Ever since I was a little girl, I have loved to read and write stories. When I was around seven years old, my Dad brought home an Apple computer. This was the 1980s, way before the internet, and there wasn't much for me to do on a home computer. So I played endless rounds of Pac-Man. At some point, I got tired of chomping on Pac-Dots while being chased by ghosts and I opened up something my Dad called a word-processor.

 

There was nothing but a blank screen and a cursor. So I started to play the game the only way it seemed to work. By typing words. I typed little stories. I didn't know how to save them and we didn't have a printer, so when I turned the computer off, they disappeared.

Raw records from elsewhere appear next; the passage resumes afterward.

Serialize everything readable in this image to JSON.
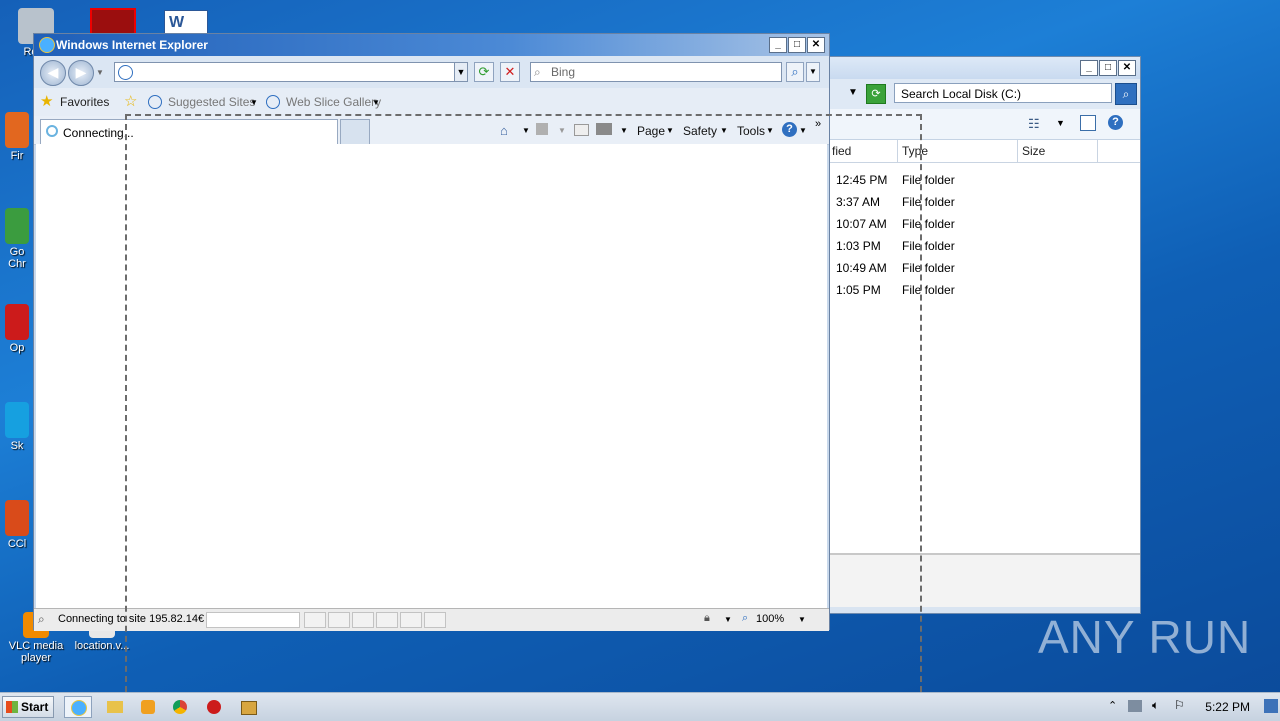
{
  "desktop": {
    "icons": [
      {
        "label": "Recy",
        "color": "#9aa6b4"
      },
      {
        "label": "Fir",
        "color": "#e2671f"
      },
      {
        "label": "Go Chr",
        "color": "#3b9c3f"
      },
      {
        "label": "Op",
        "color": "#cc1b1b"
      },
      {
        "label": "Sk",
        "color": "#16a0e0"
      },
      {
        "label": "CCl",
        "color": "#d94b1a"
      },
      {
        "label": "VLC media player",
        "color": "#f08a00"
      },
      {
        "label": "location.v...",
        "color": "#e8e8e8"
      }
    ]
  },
  "explorer": {
    "search_placeholder": "Search Local Disk (C:)",
    "columns": {
      "modified": "fied",
      "type": "Type",
      "size": "Size"
    },
    "rows": [
      {
        "time": "12:45 PM",
        "type": "File folder"
      },
      {
        "time": "3:37 AM",
        "type": "File folder"
      },
      {
        "time": "10:07 AM",
        "type": "File folder"
      },
      {
        "time": "1:03 PM",
        "type": "File folder"
      },
      {
        "time": "10:49 AM",
        "type": "File folder"
      },
      {
        "time": "1:05 PM",
        "type": "File folder"
      }
    ]
  },
  "ie": {
    "title": "Windows Internet Explorer",
    "address_value": "",
    "search_placeholder": "Bing",
    "favorites_label": "Favorites",
    "suggested_sites": "Suggested Sites",
    "web_slice_gallery": "Web Slice Gallery",
    "tab_label": "Connecting...",
    "menu": {
      "page": "Page",
      "safety": "Safety",
      "tools": "Tools"
    },
    "status_text": "Connecting to site 195.82.14€",
    "zoom": "100%"
  },
  "taskbar": {
    "start_label": "Start",
    "clock": "5:22 PM"
  },
  "watermark": "ANY RUN",
  "colors": {
    "accent": "#1f5fb8",
    "desktop": "#1d7fd6"
  }
}
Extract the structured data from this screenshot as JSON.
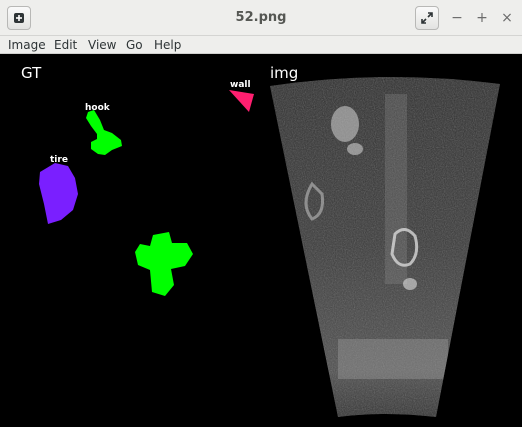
{
  "window": {
    "title": "52.png"
  },
  "menu": {
    "items": [
      "Image",
      "Edit",
      "View",
      "Go",
      "Help"
    ]
  },
  "panels": {
    "gt_label": "GT",
    "img_label": "img"
  },
  "annotations": {
    "wall": "wall",
    "hook": "hook",
    "tire": "tire"
  },
  "colors": {
    "wall": "#ff1f70",
    "hook": "#00ff00",
    "tire": "#7a1fff",
    "unlabeled_object": "#00ff00"
  },
  "icons": {
    "app": "app-menu-icon",
    "fullscreen": "fullscreen-icon",
    "minimize": "minimize-icon",
    "maximize": "maximize-icon",
    "close": "close-icon"
  }
}
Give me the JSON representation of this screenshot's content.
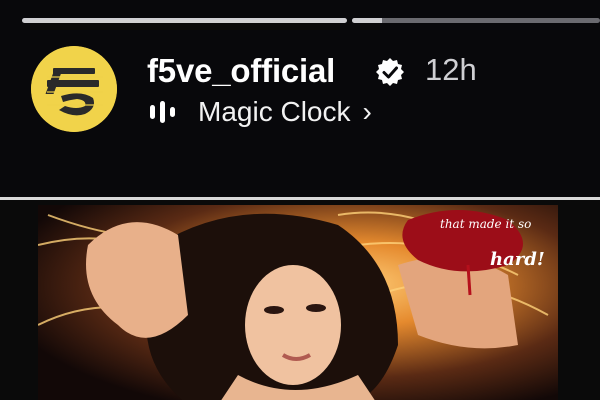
{
  "story": {
    "progress": [
      {
        "fraction": 1.0
      },
      {
        "fraction": 0.12
      }
    ],
    "account": {
      "username": "f5ve_official",
      "verified": true,
      "time_ago": "12h",
      "avatar_icon": "f5ve-logo-icon",
      "avatar_color": "#f1d34a"
    },
    "music": {
      "label": "Magic Clock",
      "icon": "equalizer-icon",
      "chevron": "›"
    }
  },
  "photo": {
    "overlay_text_1": "that made it so",
    "overlay_text_2": "hard!"
  }
}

The next day I picked up where I had left off the day before.

 

Some days I let the story continue on paper. I filled up marble notebooks while lying on the scratchy green rug in my bedroom. I wrote about girls who could talk to wolves, who fought in civil wars, who could see their entire futures in the reflection of lakes. They were girls who felt far away from my small and quiet life, but I knew their hearts. We shared the same longing, wonder, and hope.

 

For a long time, I wrote like writing was the best kept secret anyone could have. Because it was. (It is.)

 

After college and graduate school, I moved to New York City. I worked on the sets of reality television shows, behind the scenes on  documentaries and ads, and, for a long time, at a toy company, where my writing, which began by playing on the computer, really became all about play. And every night I wrote stories in the dark, in secret, the way I always had.

Now, those stories are published novels about girls with the same longing, wonder, and hope I've always had.

 

I hope you love reading my secret stories as much as I've loved writing them over the years.